Researchers discovered that in response to deformation, collagen networks stiffen. The stiffer they become, the faster they then soften. The team hopes their findings will provide more insight into the creation of new techniques for bioengineering tissue used in regenerative medicine. Scientist may be able to target the forces that direct cells, in turn nudging them to grow in a specific way.
Stanford assistant professor of mechanical engineering and associate member of the Standford Cancer Institute, Bio-X, ChEM-H and the Standford Biophysics Program, Ovijit Chaudhuri says that uncommon to popular belief, cells respond to more than just chemical cues. They are also known to respond to mechanical cues. He uses this knowledge to take a deeper look at the natural progression of breast cancer and how mechanical properties can be engineered in order to regenerate tissues. Chaudhuri says that by increasing tissue stiffness, the breast cancer actually spreads much faster. Because of this, he claims that physical force plays a major role in how cells function just as much as the microenvironment does. Researchers have applied these findings to collagen networks by using something known as atomic force microscopy to apply forces on a molecular level.
Co-author Sungmin Nam, a mechanical engineering graduate student says that collagen biopolymers are connected together very similar to a fishing net. They are not very strong and have a high likelihood of becoming weak. Nam says the latest research suggests weak cross-links contain a unique quality that causes unbinding in the event of applied force. In simpler terms, the most important findings of the entire study is the fact that the more strain you put on the collagen, the quicker it will retract to its normal state upon release.
This work implies that collagen mechanics may directly control how cells behave and monitor such behavior.
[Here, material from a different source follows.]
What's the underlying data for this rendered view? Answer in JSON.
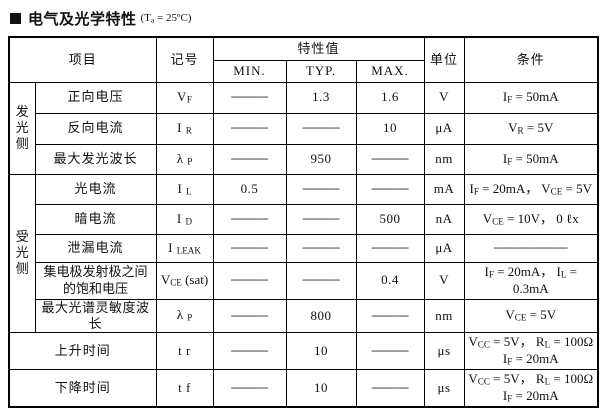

Nam says that now that it is known how strongly cells interact with their microenvironments and that polymers directly manipulate these environments which will help gain better insights into exactly how cells and collagen interact with one another. This will assist in the future development of new 3D technologies that focus on tissue regeneration as well as cell cultures.
All research for the study was in support by the Jeongsong Cultural Foundation, the Samsung Scholarship for S.N. and the the Standford Child Health Research Institute.
Their latest study, Strain-Enhanced Stress Relaxation Impacts Nonlinear Elasticity in Collagen Gels, was published on May 2nd, 2016 in the Proceedings of the National Academy of Sciences.